Dalam banyak kesempatan, Prof. Purwo selalu mengulang-ulang pernyataan bahwa di UNU Yogyakarta menganut sistem pembalajaran problem based learning. Yakni pembelajaran berbasis analisis masalah. Artinya, mahasiswa mencari pemasalahan yang terjadi di sekitarnya kemudian mendiskusikannya dan mencari solusi atas masalah tersebut. Nah, ini LPM Nusa sedang melakukan itu (menemukan masalah, menganalisis dan mengajukan solusi), kenapa dosen harus merasa keberatan? Ini saya yang salah paham atas pernyataan Rektor, atau dosen menolak sistem pembelajaran yang ingin diterapkan Rektor?

Selain itu, dalam mata kuliah penjaminan mutu, saya diajari quality control.

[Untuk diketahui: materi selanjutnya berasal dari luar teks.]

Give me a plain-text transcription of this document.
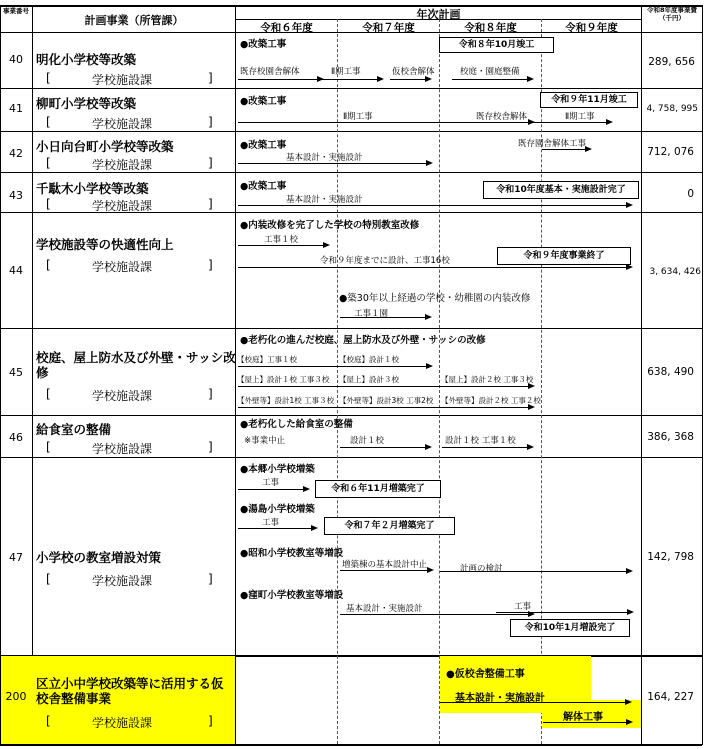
事業番号
計画事業（所管課）	年次計画
令和６年度	令和７年度	令和８年度	令和９年度
令和8年度事業費（千円）
40	明化小学校等改築
[	学校施設課	]
289, 656
●改築工事	令和８年10月竣工
既存校園舎解体	Ⅱ期工事	仮校舎解体	校庭・園庭整備
41	柳町小学校等改築
[	学校施設課	]
4, 758, 995
●改築工事	令和９年11月竣工
Ⅱ期工事	既存校舎解体	Ⅱ期工事
42	小日向台町小学校等改築
[	学校施設課	]
712, 076
●改築工事
基本設計・実施設計
既存園舎解体工事
43	千駄木小学校等改築
[	学校施設課	]
0
●改築工事
基本設計・実施設計
令和10年度基本・実施設計完了
44
学校施設等の快適性向上
[	学校施設課	]	3, 634, 426
●内装改修を完了した学校の特別教室改修
工事１校
令和９年度までに設計、工事16校	令和９年度事業終了
●築30年以上経過の学校・幼稚園の内装改修
工事１園
45
校庭、屋上防水及び外壁・サッシ改修
[	学校施設課	]
638, 490
●老朽化の進んだ校庭、屋上防水及び外壁・サッシの改修
【校庭】工事１校	【校庭】設計１校
【屋上】設計１校 工事３校 【屋上】設計３校	【屋上】設計２校 工事３校
【外壁等】設計1校 工事３校 【外壁等】設計3校 工事2校 【外壁等】設計２校 工事２校
46
給食室の整備
[	学校施設課	]
386, 368
●老朽化した給食室の整備
※事業中止	設計１校	設計１校 工事１校
47	小学校の教室増設対策
[	学校施設課	]
142, 798
●本郷小学校増築
工事
令和６年11月増築完了
●湯島小学校増築
工事	令和７年２月増築完了
●昭和小学校教室等増設
増築棟の基本設計中止	計画の検討
●窪町小学校教室等増設
基本設計・実施設計	工事
令和10年1月増設完了
200
区立小中学校改築等に活用する仮校舎整備事業
[	学校施設課	]
164, 227
●仮校舎整備工事
基本設計・実施設計
解体工事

Salah satu yang dapat meningkatkan kualitas mutu adalah dengan kontrol dan mengoreksi kekurangan sistem yang telah dijalankan. Ini LPM Nusa sedang melakukan koreksi terhadap sistem, kemudian mengajukan usulan yang menurut mereka lebih baik. Bukankah ini tindakan pengamalan materi kuliah? Kenapa harus disalahkan jika LPM Nusa mengamalkannya?

Saya sampaikan hormat untuk kawan-kawan LPM Nusa yang telah sacara obyektif mengkaji sistem aktivasi status kemahasiswaan di kampus tercinta ini. Kita semua harus belajar dewasa untuk menerima segala saran dan kritik. Kajian LPM Nusa akan dianggap seperti ujaran kebencian jika diterima dengan emosi, bukan dengan hati. Karena itulah civitas akademika UNU Yogyakarta perlu berbesar hati untuk memahami maksud kajian tersebut.

Apabila usulan LPM Nusa tidak bisa diterapkan, tidak masalah. Pihak kampus bisa mengadakan diskusi publik yang dapat dihadiri oleh seluruh mahasiswa. Kemudian sampaikanlah di sana alasan pentingnya aktivasi status kemahasiswaan. Sehingga seluruh mahasiswa bisa memahami. Dengan seperti itu, sinergi dan kerjasama antara pihak kampus dan mahasiswa akan tetap terjalin dengan baik demi kemajuan kampus tercinta ini.